11. CREDITORS: AMOUNTS FALLING DUE AFTER MORE THAN ONE YEAR
2025 2024
(Unaudited)
£    £   
Bank loans (see note 12) 272,342 460,995
Hire purchase contracts (see note 13) 1,962 13,736
274,304 474,731

12. LOANS

An analysis of the maturity of loans is given below:

2025 2024
(Unaudited)
£    £   
Amounts falling due within one year or on demand:
Bank loans 183,400 168,500

Amounts falling due between one and two years:
Bank loans - 1-2 years 160,153 168,500

Amounts falling due between two and five years:
Bank loans - 2-5 years 112,189 292,495

13. LEASING AGREEMENTS

Minimum lease payments fall due as follows:

Hire purchase
contracts
2025 2024
(Unaudited
£    £   
Net obligations repayable:
Within one year 11,774 11,774
Between one and five years 1,962 13,736
13,736 25,510

Non-cancellable
operating leases
2025 2024
(Unaudited)
£    £   
Within one year 63,467 128,343
Between one and five years 79,007 142,473
142,474 270,816

Kempston Limited (Registered number: 01425972)

Notes to the Financial Statements - continued
for the Year Ended 31 March 2025

14. SECURED DEBTS

The following secured debts are included within creditors:

2025 2024
(Unaudited)
£    £   
Bank loans 455,742 629,495
Hire purchase contracts 13,736 25,510
469,478 655,005

The hire purchase creditor is secured on the assets to which it relates.

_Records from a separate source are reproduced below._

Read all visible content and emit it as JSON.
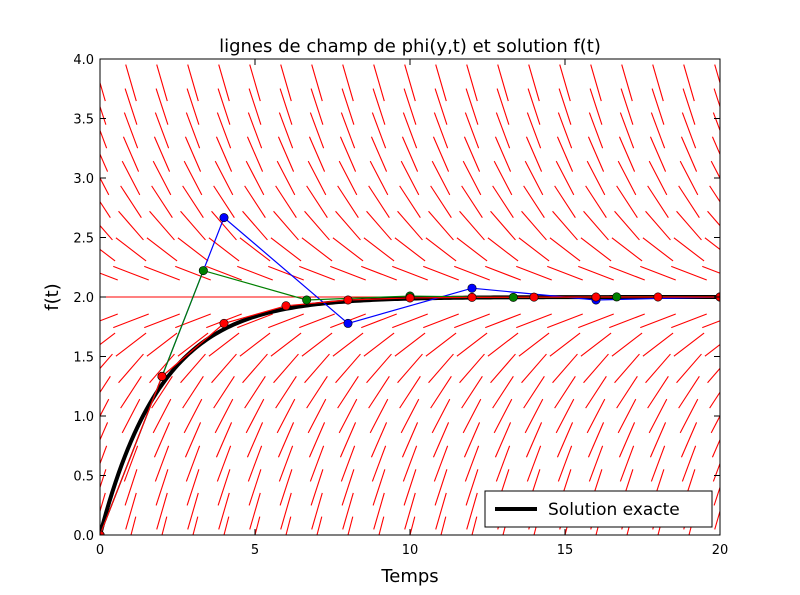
{
  "chart_data": {
    "type": "line",
    "title": "lignes de champ de phi(y,t) et solution f(t)",
    "xlabel": "Temps",
    "ylabel": "f(t)",
    "xlim": [
      0,
      20
    ],
    "ylim": [
      0,
      4
    ],
    "x_ticks": [
      "0",
      "5",
      "10",
      "15",
      "20"
    ],
    "y_ticks": [
      "0.0",
      "0.5",
      "1.0",
      "1.5",
      "2.0",
      "2.5",
      "3.0",
      "3.5",
      "4.0"
    ],
    "grid": false,
    "legend": {
      "position": "bottom-right",
      "entries": [
        "Solution exacte"
      ]
    },
    "field": {
      "color": "#ff0000",
      "t_values": [
        0,
        1,
        2,
        3,
        4,
        5,
        6,
        7,
        8,
        9,
        10,
        11,
        12,
        13,
        14,
        15,
        16,
        17,
        18,
        19,
        20
      ],
      "y_values": [
        0.0,
        0.2,
        0.4,
        0.6,
        0.8,
        1.0,
        1.2,
        1.4,
        1.6,
        1.8,
        2.0,
        2.2,
        2.4,
        2.6,
        2.8,
        3.0,
        3.2,
        3.4,
        3.6,
        3.8
      ]
    },
    "series": [
      {
        "name": "Solution exacte",
        "color": "#000000",
        "style": "thick-line",
        "function": "2*(1-exp(-t/2))"
      },
      {
        "color": "#0000ff",
        "x": [
          0,
          2,
          4,
          8,
          12,
          16,
          20
        ],
        "y": [
          0.0,
          1.333,
          2.667,
          1.778,
          2.074,
          1.975,
          2.0
        ]
      },
      {
        "color": "#008000",
        "x": [
          0,
          2,
          3.333,
          6.667,
          10,
          13.333,
          16.667,
          20
        ],
        "y": [
          0.0,
          1.333,
          2.222,
          1.975,
          2.008,
          1.997,
          2.001,
          2.0
        ]
      },
      {
        "color": "#ff0000",
        "x": [
          0,
          2,
          4,
          6,
          8,
          10,
          12,
          14,
          16,
          18,
          20
        ],
        "y": [
          0.0,
          1.333,
          1.778,
          1.926,
          1.975,
          1.992,
          1.997,
          1.999,
          2.0,
          2.0,
          2.0
        ]
      }
    ]
  }
}
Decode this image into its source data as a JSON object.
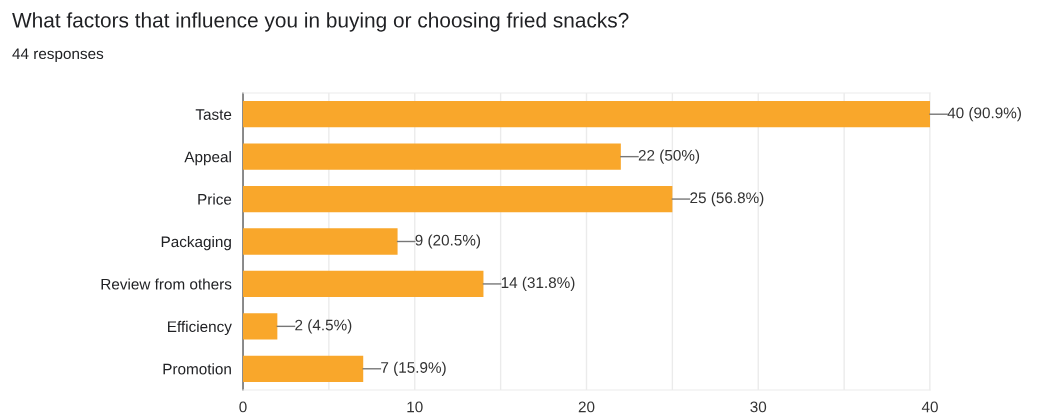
{
  "chart_data": {
    "type": "bar",
    "orientation": "horizontal",
    "title": "What factors that influence you in buying or choosing fried snacks?",
    "subtitle": "44 responses",
    "categories": [
      "Taste",
      "Appeal",
      "Price",
      "Packaging",
      "Review from others",
      "Efficiency",
      "Promotion"
    ],
    "values": [
      40,
      22,
      25,
      9,
      14,
      2,
      7
    ],
    "color": "#f9a72b",
    "value_labels": [
      "40 (90.9%)",
      "22 (50%)",
      "25 (56.8%)",
      "9 (20.5%)",
      "14 (31.8%)",
      "2 (4.5%)",
      "7 (15.9%)"
    ],
    "xlim": [
      0,
      40
    ],
    "xticks": [
      0,
      {
        "value": 5,
        "label": null
      },
      10,
      {
        "value": 15,
        "label": null
      },
      20,
      {
        "value": 25,
        "label": null
      },
      30,
      {
        "value": 35,
        "label": null
      },
      40
    ],
    "grid": "x"
  }
}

15. PROVISIONS FOR LIABILITIES
2025 2024
(Unaudited)
£    £   
Deferred tax 555,959 569,875

Deferred
tax
£   
Balance at 1 April 2024 569,875
Provided during year (13,916 )
Balance at 31 March 2025 555,959

Deferred taxation is provided for at the standard rate of corporation tax of 25% and represents temporary timing differences between depreciation and capital allowances of £285,736 and potential deferred taxation of £270,223 on revalued property after allowing for cost and indexation where applicable.

16. CALLED UP SHARE CAPITAL

Allotted, issued and fully paid:
Number: Class: Nominal 2025 2024
value: £    £   
100 Ordinary £1.00 100 100

17. RESERVES

The revaluation reserve represents the non-distributable element of the profit and loss reserve.

18. RELATED PARTY DISCLOSURES

Within creditors is a director's loan account of £160,132 (2024: £156,702) which is interest free and repayable on demand.

The company leases part of its premises from the Kempston Ltd pension scheme for £80,000pa (2024: £80,000).

There are no key management personnel other than the directors whose emoluments are disclosed in note 3.

19. ULTIMATE CONTROLLING PARTY

The company is controlled by Mr R Thornton.